Many have questioned the fast food chain’s motives behind this most recent series of billboard advertisements, released in the holy month of Ramadhan.
Just last week, Tahir Ashrafi of the Pakistan Ulema Council put forward an impassioned critique of the Hardees Pakistan marketing strategy.
“They lure the youth in with seductive pictures of buns and meat, and after that there is little we can do to save them.” he announced, at a press conference in front of his house which was broadcast nation-wide.
“That banner at Centaurus is so enticing, sometimes even I can’t help myself,” the cleric added, holding up a nearly finished Angus Thick BurgerTM to the sound of horrified gasps in the audience.
Over the past week, his comments have inspired protestors at rallies in front of different Hardees outlets across the country.
At a press conference arranged yesterday to respond to the public outcry, a spokesperson of Hardees Pakistan highlighted the damage to the brand caused by the continued protests.
“Valuable customers have been exhorted by angry mobs to ‘resist their urges’ and have been forcibly turned away from our outlets. Our billboards have been defaced and black strips of paint now cover all the allegedly objectionable bits,” he said gravely. “This is a sad day for freedom in this country.”
In response to the charge of promoting vulgarity with food advertisements, the Hardees spokesperson cried out, “What would you have us do then? Wrap our burgers up in burqasand chaddors? This is the 21st century, remember.”
Defending the fast-food chain against the further charge of surgically enhancing the food in its advertisements, he explained: “It may look too good to be true, but it is all 100% natural corn-fed American meat.”
Finally, in response to a question about whether Hardees would respect cultural sensitivities in future advertisements, the spokesperson insisted that it was time to do away with such patriarchal barriers.
“Food has been kept locked up at home for centuries now. Shamed and persecuted for the perfectly legitimate urges it causes within us.”
“Now we can ban certain irresistible foods, just like Saudi Arabia has banned bananas and cucumbers.
“But is that really the way forward?” he asked, over the audience’s uneasy cries. “Shouldn’t we instead accept these natural urges as part of life and let our food be free, even if it may sometimes break our wudhu?”
Members of the press were then presented with complimentary Mushroom and Swiss Cheese Thick BurgersTM, which they decided to swallow whole to protect from the covetous eyes of others.
Maulana Junaid Jamshed later criticized Hardees’ response to public outcry during his routine televised sermon.

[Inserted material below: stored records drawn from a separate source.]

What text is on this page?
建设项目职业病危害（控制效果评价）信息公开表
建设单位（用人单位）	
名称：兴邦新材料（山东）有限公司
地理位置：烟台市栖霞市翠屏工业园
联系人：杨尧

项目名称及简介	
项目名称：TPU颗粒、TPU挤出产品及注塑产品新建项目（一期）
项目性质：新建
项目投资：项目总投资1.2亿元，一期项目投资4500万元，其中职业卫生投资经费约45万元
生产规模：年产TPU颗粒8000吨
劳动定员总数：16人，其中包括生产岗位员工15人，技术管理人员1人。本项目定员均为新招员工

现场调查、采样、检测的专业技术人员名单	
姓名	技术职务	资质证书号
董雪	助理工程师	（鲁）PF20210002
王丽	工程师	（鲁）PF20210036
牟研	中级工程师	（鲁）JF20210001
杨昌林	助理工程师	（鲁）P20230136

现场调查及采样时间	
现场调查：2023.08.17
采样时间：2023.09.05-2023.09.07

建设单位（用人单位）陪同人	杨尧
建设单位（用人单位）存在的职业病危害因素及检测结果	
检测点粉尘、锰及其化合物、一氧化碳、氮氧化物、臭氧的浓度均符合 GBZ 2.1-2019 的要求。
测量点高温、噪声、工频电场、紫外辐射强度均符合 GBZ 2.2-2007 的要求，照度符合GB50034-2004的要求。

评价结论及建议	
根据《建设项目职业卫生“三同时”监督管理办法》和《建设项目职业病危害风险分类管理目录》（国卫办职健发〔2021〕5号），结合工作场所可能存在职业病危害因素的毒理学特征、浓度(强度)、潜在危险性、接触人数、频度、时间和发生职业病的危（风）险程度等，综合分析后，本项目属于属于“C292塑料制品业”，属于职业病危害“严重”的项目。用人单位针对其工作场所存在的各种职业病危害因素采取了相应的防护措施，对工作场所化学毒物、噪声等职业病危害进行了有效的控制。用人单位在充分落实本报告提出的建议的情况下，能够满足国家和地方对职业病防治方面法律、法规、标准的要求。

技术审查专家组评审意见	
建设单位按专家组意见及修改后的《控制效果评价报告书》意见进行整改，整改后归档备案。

“Hardees Pakistan misunderstands the God-ordained relationship between a man and his food. You see, it is perfectly halal for a man to gorge himself and then spend some hours lazily licking his fingers, as long as he is in the privacy of his home,” he explained with a faraway smile.
“But to lust over desirable pictures of food so openly? No, that is not permitted,” he added.
Shortly after Maulana Jamshed’s televised sermon had ended, a fresh wave of public outrage was directed towards all main outlets of the Hardees franchise.
This was followed by a rushed announcement by another Hardees spokesperson.
“After taking public sentiment into account, our burgers will now be draped appropriately in all our photo shoots.”
“Additionally, we have decided to discontinue serving our large (L) and extra-large (XL) burger buns and patties at all outlets. We have also decided to discontinue serving vanilla ice cream at all outlets, effective immediately.”
“These items will, however, be available through a discreet home delivery service,” he added.